Taking a new approach to things and situations can be difficult, but sometimes it’s for the best. So in my attempt to do this, I’ve created a different way to get inspired to write more. This idea popped in my head randomly, even though I’m pretty positive others have thought of it before.
The idea is this: write down some writing prompts (it’s okay to get ideas from Google; write down the ones you’re most interested in) on some note cards, fold them up, and put them in a jar. When you feel uninspired, shake the jar, pick a lucky note card, and boom. Write about what’s on the note card. The writing prompt that I picked was “Find your most popular blog post and write a second series of it or an update on it.” For me, my two most popular blog posts are “Well, here goes…” and “Dear Kobe.” There is honestly nothing else I feel I need to write about Kobe Bryant because it’s still such a sad and tragic loss, and it’s still pretty fresh. This year has felt like two years to me, but unbelievably, at least to me, Kobe only died 5 months ago. Maybe next year I’ll have more to write. Until then, I’ll write about the first post I mentioned, “Well, here goes…”
Basically, in that post, I wrote about having trouble losing weight despite having tried everything to lose the weight. I talked to doctors, did tests, tried a million and one diets, and nothing worked. I decided to have weight loss surgery.
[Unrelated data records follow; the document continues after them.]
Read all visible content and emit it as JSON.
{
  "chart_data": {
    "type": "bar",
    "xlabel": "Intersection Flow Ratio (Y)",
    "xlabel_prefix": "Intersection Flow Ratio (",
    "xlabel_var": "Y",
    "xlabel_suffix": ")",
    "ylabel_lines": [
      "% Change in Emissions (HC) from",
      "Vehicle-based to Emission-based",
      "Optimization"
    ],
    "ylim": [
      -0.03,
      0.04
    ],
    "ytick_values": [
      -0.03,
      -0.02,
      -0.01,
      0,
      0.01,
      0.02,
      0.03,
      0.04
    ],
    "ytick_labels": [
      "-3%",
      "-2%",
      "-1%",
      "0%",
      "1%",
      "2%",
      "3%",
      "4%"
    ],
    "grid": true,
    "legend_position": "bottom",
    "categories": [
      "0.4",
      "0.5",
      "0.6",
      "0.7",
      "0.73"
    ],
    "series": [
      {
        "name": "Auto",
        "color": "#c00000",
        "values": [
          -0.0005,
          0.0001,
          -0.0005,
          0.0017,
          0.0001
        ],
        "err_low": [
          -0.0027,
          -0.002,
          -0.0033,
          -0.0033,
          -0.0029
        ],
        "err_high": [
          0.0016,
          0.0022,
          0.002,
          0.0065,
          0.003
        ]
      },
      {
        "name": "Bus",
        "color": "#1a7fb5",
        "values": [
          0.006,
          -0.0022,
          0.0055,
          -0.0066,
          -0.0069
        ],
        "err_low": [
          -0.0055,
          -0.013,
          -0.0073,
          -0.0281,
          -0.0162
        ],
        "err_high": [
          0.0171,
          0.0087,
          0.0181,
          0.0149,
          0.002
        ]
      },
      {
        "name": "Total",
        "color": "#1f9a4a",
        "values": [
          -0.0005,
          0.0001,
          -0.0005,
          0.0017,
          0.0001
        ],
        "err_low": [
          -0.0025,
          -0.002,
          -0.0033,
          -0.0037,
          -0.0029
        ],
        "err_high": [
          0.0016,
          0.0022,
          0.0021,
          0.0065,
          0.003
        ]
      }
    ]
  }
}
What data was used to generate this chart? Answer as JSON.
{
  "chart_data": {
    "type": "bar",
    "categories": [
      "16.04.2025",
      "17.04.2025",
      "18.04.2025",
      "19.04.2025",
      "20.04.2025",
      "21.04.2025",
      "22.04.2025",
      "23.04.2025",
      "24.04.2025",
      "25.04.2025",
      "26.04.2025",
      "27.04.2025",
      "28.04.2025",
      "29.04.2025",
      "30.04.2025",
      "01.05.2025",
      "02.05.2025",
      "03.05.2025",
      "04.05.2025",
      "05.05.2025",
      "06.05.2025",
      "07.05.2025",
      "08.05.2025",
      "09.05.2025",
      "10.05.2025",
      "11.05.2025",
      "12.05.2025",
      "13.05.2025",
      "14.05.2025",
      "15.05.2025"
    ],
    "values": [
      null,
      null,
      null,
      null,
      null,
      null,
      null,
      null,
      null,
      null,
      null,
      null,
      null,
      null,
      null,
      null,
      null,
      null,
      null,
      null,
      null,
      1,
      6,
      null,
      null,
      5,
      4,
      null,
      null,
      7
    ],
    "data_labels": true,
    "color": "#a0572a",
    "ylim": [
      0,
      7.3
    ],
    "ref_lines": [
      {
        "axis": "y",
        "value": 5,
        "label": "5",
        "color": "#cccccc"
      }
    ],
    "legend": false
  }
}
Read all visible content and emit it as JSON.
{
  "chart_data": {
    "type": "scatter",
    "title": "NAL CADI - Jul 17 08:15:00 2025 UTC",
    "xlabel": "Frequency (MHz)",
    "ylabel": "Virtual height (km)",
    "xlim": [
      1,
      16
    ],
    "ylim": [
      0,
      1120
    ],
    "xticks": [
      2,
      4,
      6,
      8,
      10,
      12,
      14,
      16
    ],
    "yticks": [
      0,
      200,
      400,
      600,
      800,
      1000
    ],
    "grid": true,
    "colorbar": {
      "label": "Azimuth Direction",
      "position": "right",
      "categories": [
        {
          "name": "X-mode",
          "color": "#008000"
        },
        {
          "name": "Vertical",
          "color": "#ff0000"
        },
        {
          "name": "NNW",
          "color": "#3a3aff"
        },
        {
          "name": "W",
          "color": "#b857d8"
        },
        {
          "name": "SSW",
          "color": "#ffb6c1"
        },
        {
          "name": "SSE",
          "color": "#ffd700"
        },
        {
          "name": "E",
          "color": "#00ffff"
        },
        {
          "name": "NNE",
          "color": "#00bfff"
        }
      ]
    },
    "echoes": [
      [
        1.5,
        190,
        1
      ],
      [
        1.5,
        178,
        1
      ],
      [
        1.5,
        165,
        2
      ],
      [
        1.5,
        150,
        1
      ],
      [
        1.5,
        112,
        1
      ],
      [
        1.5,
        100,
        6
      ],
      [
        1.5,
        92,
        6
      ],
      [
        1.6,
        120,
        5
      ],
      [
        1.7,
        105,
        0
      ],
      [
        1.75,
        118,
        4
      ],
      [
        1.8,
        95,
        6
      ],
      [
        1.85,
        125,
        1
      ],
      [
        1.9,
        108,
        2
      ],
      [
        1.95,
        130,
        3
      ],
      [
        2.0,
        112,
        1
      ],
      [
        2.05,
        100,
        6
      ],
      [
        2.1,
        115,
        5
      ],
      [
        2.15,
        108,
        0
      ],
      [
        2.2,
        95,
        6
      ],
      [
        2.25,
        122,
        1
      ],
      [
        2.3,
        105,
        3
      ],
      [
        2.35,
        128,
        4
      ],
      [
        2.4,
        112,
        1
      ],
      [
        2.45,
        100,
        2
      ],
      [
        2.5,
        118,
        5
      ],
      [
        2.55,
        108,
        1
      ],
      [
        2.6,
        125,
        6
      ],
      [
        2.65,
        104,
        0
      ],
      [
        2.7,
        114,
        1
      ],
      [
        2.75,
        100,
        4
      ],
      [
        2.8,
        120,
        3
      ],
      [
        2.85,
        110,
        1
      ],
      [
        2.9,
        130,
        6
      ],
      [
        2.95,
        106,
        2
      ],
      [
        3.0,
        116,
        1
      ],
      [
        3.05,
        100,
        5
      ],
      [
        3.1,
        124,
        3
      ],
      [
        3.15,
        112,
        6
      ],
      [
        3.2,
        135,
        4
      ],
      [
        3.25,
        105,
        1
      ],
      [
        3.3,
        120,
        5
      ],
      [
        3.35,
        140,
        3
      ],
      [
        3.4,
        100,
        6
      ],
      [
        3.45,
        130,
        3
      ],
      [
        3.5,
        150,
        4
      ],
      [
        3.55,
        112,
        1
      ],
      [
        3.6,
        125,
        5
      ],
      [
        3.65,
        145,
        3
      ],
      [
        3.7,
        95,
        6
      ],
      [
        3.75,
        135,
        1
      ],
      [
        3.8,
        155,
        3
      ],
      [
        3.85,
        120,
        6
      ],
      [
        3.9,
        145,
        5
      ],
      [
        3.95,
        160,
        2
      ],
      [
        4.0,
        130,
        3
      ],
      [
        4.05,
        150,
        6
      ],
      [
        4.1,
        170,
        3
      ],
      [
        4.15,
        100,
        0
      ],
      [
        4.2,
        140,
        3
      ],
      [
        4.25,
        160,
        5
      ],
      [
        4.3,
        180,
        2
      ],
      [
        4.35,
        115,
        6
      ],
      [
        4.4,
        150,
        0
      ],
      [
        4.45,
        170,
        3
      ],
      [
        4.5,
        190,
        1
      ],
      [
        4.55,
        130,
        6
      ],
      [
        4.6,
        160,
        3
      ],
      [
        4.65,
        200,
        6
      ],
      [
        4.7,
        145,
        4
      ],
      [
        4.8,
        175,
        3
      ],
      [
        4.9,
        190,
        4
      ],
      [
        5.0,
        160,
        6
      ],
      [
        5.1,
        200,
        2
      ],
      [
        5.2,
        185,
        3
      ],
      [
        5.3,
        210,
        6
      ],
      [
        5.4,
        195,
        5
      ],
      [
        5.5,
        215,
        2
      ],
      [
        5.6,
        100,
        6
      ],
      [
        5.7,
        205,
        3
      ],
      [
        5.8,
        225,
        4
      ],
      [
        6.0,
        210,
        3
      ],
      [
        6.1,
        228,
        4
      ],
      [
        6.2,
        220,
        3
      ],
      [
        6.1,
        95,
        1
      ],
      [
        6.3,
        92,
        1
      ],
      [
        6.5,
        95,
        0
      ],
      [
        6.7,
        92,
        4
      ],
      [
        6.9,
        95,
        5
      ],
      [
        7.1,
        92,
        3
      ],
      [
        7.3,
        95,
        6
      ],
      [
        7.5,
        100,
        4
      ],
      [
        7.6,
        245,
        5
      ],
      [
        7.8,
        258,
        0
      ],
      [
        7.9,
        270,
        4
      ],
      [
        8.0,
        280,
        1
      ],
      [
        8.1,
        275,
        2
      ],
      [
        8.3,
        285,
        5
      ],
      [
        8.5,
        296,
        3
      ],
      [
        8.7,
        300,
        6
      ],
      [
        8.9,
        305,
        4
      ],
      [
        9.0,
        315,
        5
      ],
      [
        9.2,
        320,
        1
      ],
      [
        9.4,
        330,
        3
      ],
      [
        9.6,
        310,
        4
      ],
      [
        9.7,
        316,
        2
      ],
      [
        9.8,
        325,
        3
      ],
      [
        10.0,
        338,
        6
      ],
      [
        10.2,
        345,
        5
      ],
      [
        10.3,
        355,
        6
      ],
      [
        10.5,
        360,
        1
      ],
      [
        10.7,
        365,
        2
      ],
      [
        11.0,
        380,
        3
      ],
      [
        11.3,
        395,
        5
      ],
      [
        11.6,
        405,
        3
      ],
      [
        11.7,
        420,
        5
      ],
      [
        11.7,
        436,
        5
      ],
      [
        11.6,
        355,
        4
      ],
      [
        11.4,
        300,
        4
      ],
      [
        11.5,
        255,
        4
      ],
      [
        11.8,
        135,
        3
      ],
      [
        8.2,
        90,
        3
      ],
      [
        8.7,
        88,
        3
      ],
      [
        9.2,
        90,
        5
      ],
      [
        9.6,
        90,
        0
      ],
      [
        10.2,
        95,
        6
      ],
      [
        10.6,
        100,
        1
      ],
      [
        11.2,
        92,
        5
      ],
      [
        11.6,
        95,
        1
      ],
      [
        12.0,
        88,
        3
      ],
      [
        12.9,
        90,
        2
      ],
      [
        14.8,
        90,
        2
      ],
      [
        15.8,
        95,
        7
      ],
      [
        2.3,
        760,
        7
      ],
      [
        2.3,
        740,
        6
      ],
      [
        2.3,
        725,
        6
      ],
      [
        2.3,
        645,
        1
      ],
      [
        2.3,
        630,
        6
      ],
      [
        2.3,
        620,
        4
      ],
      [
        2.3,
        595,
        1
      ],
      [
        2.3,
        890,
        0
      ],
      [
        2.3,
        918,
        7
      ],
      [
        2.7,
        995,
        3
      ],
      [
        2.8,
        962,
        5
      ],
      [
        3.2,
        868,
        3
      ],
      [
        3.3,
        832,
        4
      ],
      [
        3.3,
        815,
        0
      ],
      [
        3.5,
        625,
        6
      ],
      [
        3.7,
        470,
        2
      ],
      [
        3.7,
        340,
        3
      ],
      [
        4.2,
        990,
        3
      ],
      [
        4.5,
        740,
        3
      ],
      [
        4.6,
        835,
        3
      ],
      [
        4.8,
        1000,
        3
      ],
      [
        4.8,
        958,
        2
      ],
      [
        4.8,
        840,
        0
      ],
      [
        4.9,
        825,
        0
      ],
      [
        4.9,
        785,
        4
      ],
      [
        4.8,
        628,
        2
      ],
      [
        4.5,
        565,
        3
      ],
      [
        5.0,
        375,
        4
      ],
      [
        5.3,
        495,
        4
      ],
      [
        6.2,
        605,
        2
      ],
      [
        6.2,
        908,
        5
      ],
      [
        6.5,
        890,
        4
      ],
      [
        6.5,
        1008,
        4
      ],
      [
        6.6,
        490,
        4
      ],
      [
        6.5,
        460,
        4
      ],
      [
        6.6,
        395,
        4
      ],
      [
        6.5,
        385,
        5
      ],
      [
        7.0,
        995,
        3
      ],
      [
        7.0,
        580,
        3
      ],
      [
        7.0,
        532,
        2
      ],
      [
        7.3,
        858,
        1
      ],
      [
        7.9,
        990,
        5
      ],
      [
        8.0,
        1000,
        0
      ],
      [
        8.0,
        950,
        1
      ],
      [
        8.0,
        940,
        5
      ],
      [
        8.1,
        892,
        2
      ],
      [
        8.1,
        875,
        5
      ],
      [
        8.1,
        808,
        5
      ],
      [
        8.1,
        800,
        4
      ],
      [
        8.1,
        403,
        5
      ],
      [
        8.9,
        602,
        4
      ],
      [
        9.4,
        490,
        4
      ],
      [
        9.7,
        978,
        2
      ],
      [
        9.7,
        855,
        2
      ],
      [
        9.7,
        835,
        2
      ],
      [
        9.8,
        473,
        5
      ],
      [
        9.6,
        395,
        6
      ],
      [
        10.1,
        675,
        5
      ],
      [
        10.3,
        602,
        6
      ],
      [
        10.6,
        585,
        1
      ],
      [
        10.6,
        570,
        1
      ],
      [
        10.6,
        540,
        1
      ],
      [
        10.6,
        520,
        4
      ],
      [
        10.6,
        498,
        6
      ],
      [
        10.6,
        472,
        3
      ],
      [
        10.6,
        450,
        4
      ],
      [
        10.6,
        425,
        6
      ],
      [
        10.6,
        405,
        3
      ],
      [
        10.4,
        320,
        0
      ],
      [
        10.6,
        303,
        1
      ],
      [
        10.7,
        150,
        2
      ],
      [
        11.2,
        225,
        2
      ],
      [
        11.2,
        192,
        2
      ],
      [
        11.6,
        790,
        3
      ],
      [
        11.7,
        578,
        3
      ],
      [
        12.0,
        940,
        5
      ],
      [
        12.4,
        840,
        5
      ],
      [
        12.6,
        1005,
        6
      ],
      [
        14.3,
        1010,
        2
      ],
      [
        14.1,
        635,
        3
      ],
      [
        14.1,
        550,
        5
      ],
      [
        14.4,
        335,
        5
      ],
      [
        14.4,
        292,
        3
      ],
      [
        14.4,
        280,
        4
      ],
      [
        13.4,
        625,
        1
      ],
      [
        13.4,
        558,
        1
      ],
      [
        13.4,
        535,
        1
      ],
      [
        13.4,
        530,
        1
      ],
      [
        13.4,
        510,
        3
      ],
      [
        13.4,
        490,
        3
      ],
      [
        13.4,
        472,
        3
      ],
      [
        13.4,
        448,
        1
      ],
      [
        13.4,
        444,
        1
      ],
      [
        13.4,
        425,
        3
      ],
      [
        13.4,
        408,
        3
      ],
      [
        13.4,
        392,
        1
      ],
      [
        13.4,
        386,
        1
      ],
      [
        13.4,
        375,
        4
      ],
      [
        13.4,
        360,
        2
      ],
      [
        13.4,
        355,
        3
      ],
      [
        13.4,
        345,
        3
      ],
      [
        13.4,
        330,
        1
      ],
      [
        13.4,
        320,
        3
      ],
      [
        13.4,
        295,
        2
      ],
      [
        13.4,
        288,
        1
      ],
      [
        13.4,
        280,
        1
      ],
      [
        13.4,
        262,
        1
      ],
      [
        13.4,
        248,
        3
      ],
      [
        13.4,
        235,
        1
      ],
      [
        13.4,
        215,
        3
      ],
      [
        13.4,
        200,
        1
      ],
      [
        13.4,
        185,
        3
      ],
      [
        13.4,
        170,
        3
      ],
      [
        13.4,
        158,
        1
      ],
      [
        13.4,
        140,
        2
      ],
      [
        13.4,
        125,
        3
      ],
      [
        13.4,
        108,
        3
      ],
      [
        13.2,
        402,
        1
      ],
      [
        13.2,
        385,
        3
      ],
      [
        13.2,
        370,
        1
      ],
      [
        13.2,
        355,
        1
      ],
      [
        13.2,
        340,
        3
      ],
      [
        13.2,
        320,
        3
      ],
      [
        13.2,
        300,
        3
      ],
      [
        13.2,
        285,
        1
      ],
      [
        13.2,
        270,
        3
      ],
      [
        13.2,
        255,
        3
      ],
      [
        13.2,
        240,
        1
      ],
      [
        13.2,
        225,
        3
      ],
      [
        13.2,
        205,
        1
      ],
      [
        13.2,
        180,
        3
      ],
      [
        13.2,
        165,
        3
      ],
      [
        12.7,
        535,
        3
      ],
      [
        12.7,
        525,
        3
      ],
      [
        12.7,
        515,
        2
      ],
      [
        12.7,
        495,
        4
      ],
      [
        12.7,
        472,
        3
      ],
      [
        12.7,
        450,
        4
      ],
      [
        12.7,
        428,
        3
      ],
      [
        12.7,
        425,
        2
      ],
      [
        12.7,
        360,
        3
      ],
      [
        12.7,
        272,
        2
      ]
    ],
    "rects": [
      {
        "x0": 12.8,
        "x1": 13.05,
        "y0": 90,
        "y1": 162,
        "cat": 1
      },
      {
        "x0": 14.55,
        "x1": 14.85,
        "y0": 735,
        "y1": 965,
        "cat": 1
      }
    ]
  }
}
This post was written May 11, 2018, and I had the surgery on August 10, 2018. I did the whole thing; the diet leading up to it, the psychiatric testing, the exercising, the seminars, the appointments, everything, leading up to the surgery. For the first few months after the surgery, everything was going pretty good. It was difficult, I won’t lie, but it was okay. I noticed I wasn’t losing weight as quickly as I expected, and frankly, as my doctor expected. I was doing everything right; my mom was helping with portion control, making the right food, and helping me mentally when I really wanted something unhealthy.
I went to the follow up appointments and my stomach healed perfectly. I was sticking to the diet and losing weight here and there. I lost right at 30 pounds. I loved the way I felt and even looked. My face was slimmer and I even lowered my blood sugar, blood pressure, and cholesterol levels. I was so proud of myself, but in the back of my head, the depression said it wasn’t good enough. The thing is, it wouldn’t let me do what I had to do to lose more weight either. Eventually, I had that first bite of unhealthy food. It’s gone downhill since then.
I gained those 30 pounds back, plus about 5 more. I’m disappointed, I’m ashamed. I started trying to exercise again and I just do not have the energy to do it. I love hiking, but I haven’t hiked all year.
I went to my doctor about a month ago and asked her to check my thyroid because it can have a huge effect on weight loss and weight gain. I was even hoping there was something wrong just so it could be the solution to my problem. The tests came back normal.
I am starting to look into a personal trainer of some kind or even a nutritionist to help me. I will find out what I’m doing wrong or simply not doing to lose weight.
So that’s the update. The surgery didn’t work for me, but I have seen that it works for so many people. I would never discourage it, but don’t use it as an excuse to not put in the work. Having the surgery means putting in MORE work. It was the ultimate last resort for me. I am discouraged because of my weight loss journey, but I am not giving up. I just need to find what works for me. I’ve tried a lot of different things, but I haven’t tried them all. Finding the approach that works for me can be a life changer and life saver.